La modeste demeure du Vate

Dans « Sostiene Pereira », Monteiro Rossi écrit la nécrologie de Gabriele d’Annunzio en ces termes :

« Il y a exactement 5 mois, à huit heures du soir, le premier mars 1938, mourait Gabriele d’Annunzio. A cette époque, ce journal n’avait pas encore sa page culturelle, mais le moment nous semble aujourd’hui venu de parler de lui. Gabriele d’Annunzio dont, entre parenthèses, le vrai nom était Rapagnetta a-t-il été un grand poète ? Il est difficile de se prononcer, parce que ses oeuvres sont encore trop récentes pour nous qui sommes ses contemporains. Peut-être vaut-il mieux parler de sa personnalité en tant qu’homme qui se mélange à celle de l’artiste. Il fut avant tout un vate. Il aima le luxe, les mondanités, l’emphase, l’action. Il fut un grand décadent, faisant fi des règles morales, amant de la morbidité et de l’érotisme. Il emprunta à Nietzsche le mythe du surhomme mais il le réduisit à une vision de volonté de puissance d’idéaux esthétisants destinés à composer le kaléidoscope coloré d’une vie inimitable. Il fut interventionniste pendant la grande guerre, ennemi déclaré de la paix entre les peuples. Il vécut des entreprises belliqueuses et provocatrices comme le vol sur Vienne, en 1918, quand il lança des tracts italiens sur la ville. Après la guerre il organisa l’occupation de la ville de Fiume, de laquelle il fut ensuite délogé par les troupes italiennes. S’étant retiré à Gardone, dans une villa qu’il nomme le Vittoriale degli Italiani, il conduisit une vie dissolue et décadente, se distinguant par des amours futiles et des aventures érotiques. Sa sympathie allait au fascisme et aux entreprises guerrières. Fernando Pessoa l’avait baptisé « solo de trombone » et peut-être n’avait-il pas tous les torts. le son de sa voix qui parvient à nos oreilles n’est guère le son délicat du violon, mais la voix tonnante d’un instrument à vent, d’une trompette sonnante et tyrannique. Une vie qui ne fut en rien exemplaire, un poète ronflant, un homme plein d’ombres et de compromis. Un personnage à ne pas imiter, et c’est pour cela que nous en évoquons le souvenir. »

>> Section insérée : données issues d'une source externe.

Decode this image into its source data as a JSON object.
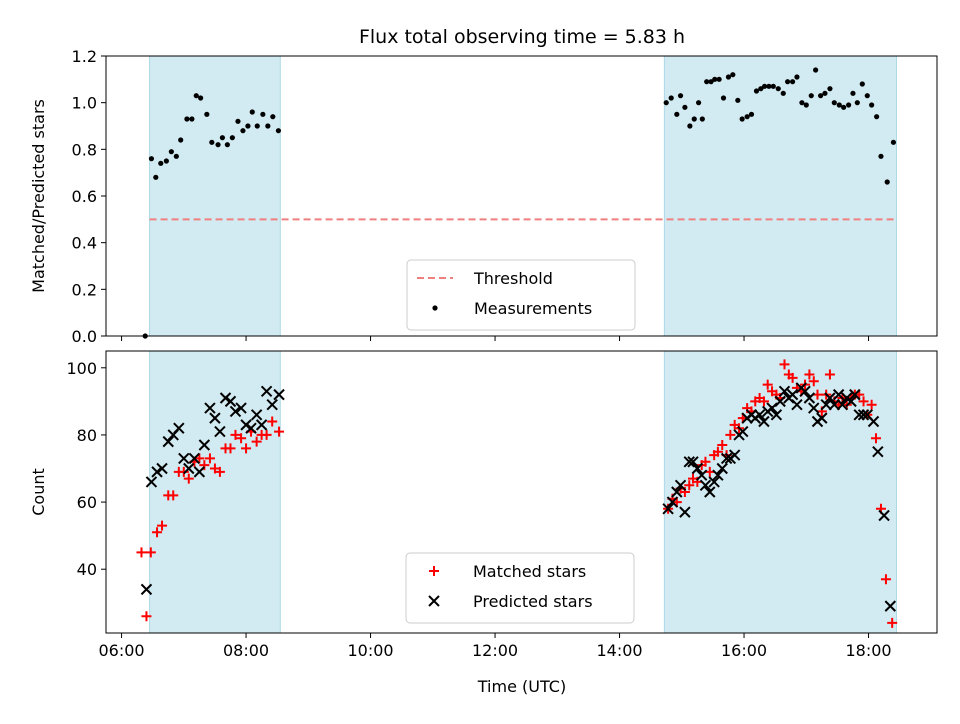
{
  "figure": {
    "title": "Flux total observing time = 5.83 h",
    "xlabel": "Time (UTC)"
  },
  "colors": {
    "span_fill": "#add8e6",
    "threshold": "#f08080",
    "measurement": "#000000",
    "matched": "#ff0000",
    "predicted": "#000000"
  },
  "chart_data": [
    {
      "type": "scatter",
      "panel": "top",
      "ylabel": "Matched/Predicted stars",
      "xlim_hours": [
        5.75,
        19.1
      ],
      "ylim": [
        0,
        1.2
      ],
      "x_ticks_hours": [
        6,
        8,
        10,
        12,
        14,
        16,
        18
      ],
      "y_ticks": [
        0.0,
        0.2,
        0.4,
        0.6,
        0.8,
        1.0,
        1.2
      ],
      "y_tick_labels": [
        "0.0",
        "0.2",
        "0.4",
        "0.6",
        "0.8",
        "1.0",
        "1.2"
      ],
      "shaded_spans_hours": [
        [
          6.45,
          8.55
        ],
        [
          14.72,
          18.45
        ]
      ],
      "threshold": {
        "name": "Threshold",
        "value": 0.5,
        "x_range_hours": [
          6.45,
          18.45
        ],
        "style": "dashed"
      },
      "legend": {
        "placement": "lower-center",
        "entries": [
          "Threshold",
          "Measurements"
        ]
      },
      "series": [
        {
          "name": "Measurements",
          "marker": "dot",
          "points": [
            [
              6.38,
              0.0
            ],
            [
              6.48,
              0.76
            ],
            [
              6.55,
              0.68
            ],
            [
              6.63,
              0.74
            ],
            [
              6.72,
              0.75
            ],
            [
              6.8,
              0.79
            ],
            [
              6.88,
              0.77
            ],
            [
              6.95,
              0.84
            ],
            [
              7.05,
              0.93
            ],
            [
              7.13,
              0.93
            ],
            [
              7.2,
              1.03
            ],
            [
              7.27,
              1.02
            ],
            [
              7.37,
              0.95
            ],
            [
              7.45,
              0.83
            ],
            [
              7.55,
              0.82
            ],
            [
              7.62,
              0.85
            ],
            [
              7.7,
              0.82
            ],
            [
              7.78,
              0.85
            ],
            [
              7.87,
              0.92
            ],
            [
              7.95,
              0.88
            ],
            [
              8.03,
              0.9
            ],
            [
              8.1,
              0.96
            ],
            [
              8.18,
              0.9
            ],
            [
              8.27,
              0.95
            ],
            [
              8.35,
              0.9
            ],
            [
              8.43,
              0.94
            ],
            [
              8.52,
              0.88
            ],
            [
              14.75,
              1.0
            ],
            [
              14.83,
              1.02
            ],
            [
              14.92,
              0.95
            ],
            [
              14.98,
              1.03
            ],
            [
              15.05,
              0.98
            ],
            [
              15.13,
              0.9
            ],
            [
              15.2,
              0.93
            ],
            [
              15.27,
              1.0
            ],
            [
              15.33,
              0.93
            ],
            [
              15.4,
              1.09
            ],
            [
              15.47,
              1.09
            ],
            [
              15.53,
              1.1
            ],
            [
              15.6,
              1.1
            ],
            [
              15.67,
              1.02
            ],
            [
              15.75,
              1.11
            ],
            [
              15.82,
              1.12
            ],
            [
              15.9,
              1.01
            ],
            [
              15.97,
              0.93
            ],
            [
              16.05,
              0.94
            ],
            [
              16.12,
              0.95
            ],
            [
              16.2,
              1.05
            ],
            [
              16.27,
              1.06
            ],
            [
              16.33,
              1.07
            ],
            [
              16.4,
              1.07
            ],
            [
              16.47,
              1.07
            ],
            [
              16.55,
              1.06
            ],
            [
              16.63,
              1.04
            ],
            [
              16.7,
              1.09
            ],
            [
              16.78,
              1.09
            ],
            [
              16.85,
              1.11
            ],
            [
              16.93,
              1.0
            ],
            [
              17.0,
              0.99
            ],
            [
              17.08,
              1.03
            ],
            [
              17.15,
              1.14
            ],
            [
              17.23,
              1.03
            ],
            [
              17.3,
              1.04
            ],
            [
              17.38,
              1.06
            ],
            [
              17.45,
              1.0
            ],
            [
              17.53,
              0.99
            ],
            [
              17.6,
              0.98
            ],
            [
              17.68,
              0.99
            ],
            [
              17.75,
              1.04
            ],
            [
              17.82,
              1.0
            ],
            [
              17.9,
              1.08
            ],
            [
              17.98,
              1.03
            ],
            [
              18.05,
              0.99
            ],
            [
              18.13,
              0.94
            ],
            [
              18.2,
              0.77
            ],
            [
              18.3,
              0.66
            ],
            [
              18.4,
              0.83
            ]
          ]
        }
      ]
    },
    {
      "type": "scatter",
      "panel": "bottom",
      "ylabel": "Count",
      "xlabel": "Time (UTC)",
      "xlim_hours": [
        5.75,
        19.1
      ],
      "ylim": [
        21,
        105
      ],
      "x_ticks_hours": [
        6,
        8,
        10,
        12,
        14,
        16,
        18
      ],
      "x_tick_labels": [
        "06:00",
        "08:00",
        "10:00",
        "12:00",
        "14:00",
        "16:00",
        "18:00"
      ],
      "y_ticks": [
        40,
        60,
        80,
        100
      ],
      "y_tick_labels": [
        "40",
        "60",
        "80",
        "100"
      ],
      "shaded_spans_hours": [
        [
          6.45,
          8.55
        ],
        [
          14.72,
          18.45
        ]
      ],
      "legend": {
        "placement": "lower-center",
        "entries": [
          "Matched stars",
          "Predicted stars"
        ]
      },
      "series": [
        {
          "name": "Matched stars",
          "marker": "plus",
          "points": [
            [
              6.32,
              45
            ],
            [
              6.4,
              26
            ],
            [
              6.47,
              45
            ],
            [
              6.57,
              51
            ],
            [
              6.65,
              53
            ],
            [
              6.75,
              62
            ],
            [
              6.83,
              62
            ],
            [
              6.92,
              69
            ],
            [
              7.0,
              69
            ],
            [
              7.08,
              67
            ],
            [
              7.17,
              72
            ],
            [
              7.25,
              73
            ],
            [
              7.33,
              71
            ],
            [
              7.42,
              73
            ],
            [
              7.5,
              70
            ],
            [
              7.58,
              69
            ],
            [
              7.67,
              76
            ],
            [
              7.75,
              76
            ],
            [
              7.83,
              80
            ],
            [
              7.92,
              79
            ],
            [
              8.0,
              76
            ],
            [
              8.08,
              81
            ],
            [
              8.17,
              78
            ],
            [
              8.25,
              80
            ],
            [
              8.33,
              80
            ],
            [
              8.42,
              84
            ],
            [
              8.53,
              81
            ],
            [
              14.78,
              58
            ],
            [
              14.85,
              61
            ],
            [
              14.92,
              60
            ],
            [
              14.98,
              64
            ],
            [
              15.05,
              63
            ],
            [
              15.12,
              65
            ],
            [
              15.18,
              67
            ],
            [
              15.25,
              66
            ],
            [
              15.32,
              71
            ],
            [
              15.38,
              72
            ],
            [
              15.45,
              69
            ],
            [
              15.52,
              74
            ],
            [
              15.58,
              75
            ],
            [
              15.65,
              77
            ],
            [
              15.72,
              74
            ],
            [
              15.78,
              80
            ],
            [
              15.85,
              83
            ],
            [
              15.92,
              82
            ],
            [
              15.98,
              85
            ],
            [
              16.05,
              88
            ],
            [
              16.12,
              87
            ],
            [
              16.18,
              90
            ],
            [
              16.25,
              91
            ],
            [
              16.32,
              90
            ],
            [
              16.38,
              95
            ],
            [
              16.45,
              93
            ],
            [
              16.52,
              92
            ],
            [
              16.58,
              91
            ],
            [
              16.65,
              101
            ],
            [
              16.72,
              98
            ],
            [
              16.78,
              97
            ],
            [
              16.85,
              94
            ],
            [
              16.92,
              93
            ],
            [
              16.98,
              95
            ],
            [
              17.05,
              98
            ],
            [
              17.12,
              96
            ],
            [
              17.18,
              92
            ],
            [
              17.25,
              87
            ],
            [
              17.32,
              92
            ],
            [
              17.38,
              98
            ],
            [
              17.45,
              90
            ],
            [
              17.52,
              89
            ],
            [
              17.58,
              91
            ],
            [
              17.65,
              89
            ],
            [
              17.72,
              91
            ],
            [
              17.78,
              92
            ],
            [
              17.85,
              92
            ],
            [
              17.92,
              90
            ],
            [
              17.98,
              86
            ],
            [
              18.05,
              89
            ],
            [
              18.12,
              79
            ],
            [
              18.2,
              58
            ],
            [
              18.28,
              37
            ],
            [
              18.38,
              24
            ]
          ]
        },
        {
          "name": "Predicted stars",
          "marker": "x",
          "points": [
            [
              6.4,
              34
            ],
            [
              6.48,
              66
            ],
            [
              6.57,
              69
            ],
            [
              6.65,
              70
            ],
            [
              6.75,
              78
            ],
            [
              6.83,
              80
            ],
            [
              6.92,
              82
            ],
            [
              7.0,
              73
            ],
            [
              7.08,
              70
            ],
            [
              7.17,
              73
            ],
            [
              7.25,
              69
            ],
            [
              7.33,
              77
            ],
            [
              7.42,
              88
            ],
            [
              7.5,
              85
            ],
            [
              7.58,
              81
            ],
            [
              7.67,
              91
            ],
            [
              7.75,
              90
            ],
            [
              7.83,
              87
            ],
            [
              7.92,
              88
            ],
            [
              8.0,
              83
            ],
            [
              8.08,
              82
            ],
            [
              8.17,
              86
            ],
            [
              8.25,
              83
            ],
            [
              8.33,
              93
            ],
            [
              8.42,
              89
            ],
            [
              8.53,
              92
            ],
            [
              14.78,
              58
            ],
            [
              14.85,
              60
            ],
            [
              14.92,
              63
            ],
            [
              14.98,
              65
            ],
            [
              15.05,
              57
            ],
            [
              15.12,
              72
            ],
            [
              15.18,
              72
            ],
            [
              15.25,
              70
            ],
            [
              15.32,
              68
            ],
            [
              15.38,
              65
            ],
            [
              15.45,
              63
            ],
            [
              15.52,
              66
            ],
            [
              15.58,
              68
            ],
            [
              15.65,
              70
            ],
            [
              15.72,
              73
            ],
            [
              15.78,
              73
            ],
            [
              15.85,
              74
            ],
            [
              15.92,
              80
            ],
            [
              15.98,
              81
            ],
            [
              16.05,
              85
            ],
            [
              16.12,
              86
            ],
            [
              16.18,
              85
            ],
            [
              16.25,
              86
            ],
            [
              16.32,
              84
            ],
            [
              16.38,
              87
            ],
            [
              16.45,
              88
            ],
            [
              16.52,
              86
            ],
            [
              16.58,
              90
            ],
            [
              16.65,
              93
            ],
            [
              16.72,
              91
            ],
            [
              16.78,
              92
            ],
            [
              16.85,
              89
            ],
            [
              16.92,
              94
            ],
            [
              16.98,
              93
            ],
            [
              17.05,
              91
            ],
            [
              17.12,
              88
            ],
            [
              17.18,
              84
            ],
            [
              17.25,
              85
            ],
            [
              17.32,
              89
            ],
            [
              17.38,
              91
            ],
            [
              17.45,
              89
            ],
            [
              17.52,
              92
            ],
            [
              17.58,
              89
            ],
            [
              17.65,
              91
            ],
            [
              17.72,
              90
            ],
            [
              17.78,
              92
            ],
            [
              17.85,
              86
            ],
            [
              17.92,
              86
            ],
            [
              17.98,
              86
            ],
            [
              18.08,
              84
            ],
            [
              18.15,
              75
            ],
            [
              18.25,
              56
            ],
            [
              18.35,
              29
            ]
          ]
        }
      ]
    }
  ]
}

Tout est dit. D’Annunzio, prince de Montenevoso (Montneigeux, titre crée spécialement pour lui par le roi d’Italie sur demande de Mussolini), fut un personnage haut en couleurs. Comme son œuvre, sa demeure, le Vittoriale degli Italiani en témoigne. Hallucinant capharnaüm, étouffante accumulation d’objets qui deviennent signes, telle cette tortue momifiée trônant au bout de la table parce que morte d’avoir trop mangé, telle cette hélice brisée de l’avion d’un ami mort en vol…

Il n’en reste pas moins que la villa est dans un lieu magnifique, en surplomb sur le lac de Garde, et une flânerie dans son parc un moment bien agréable.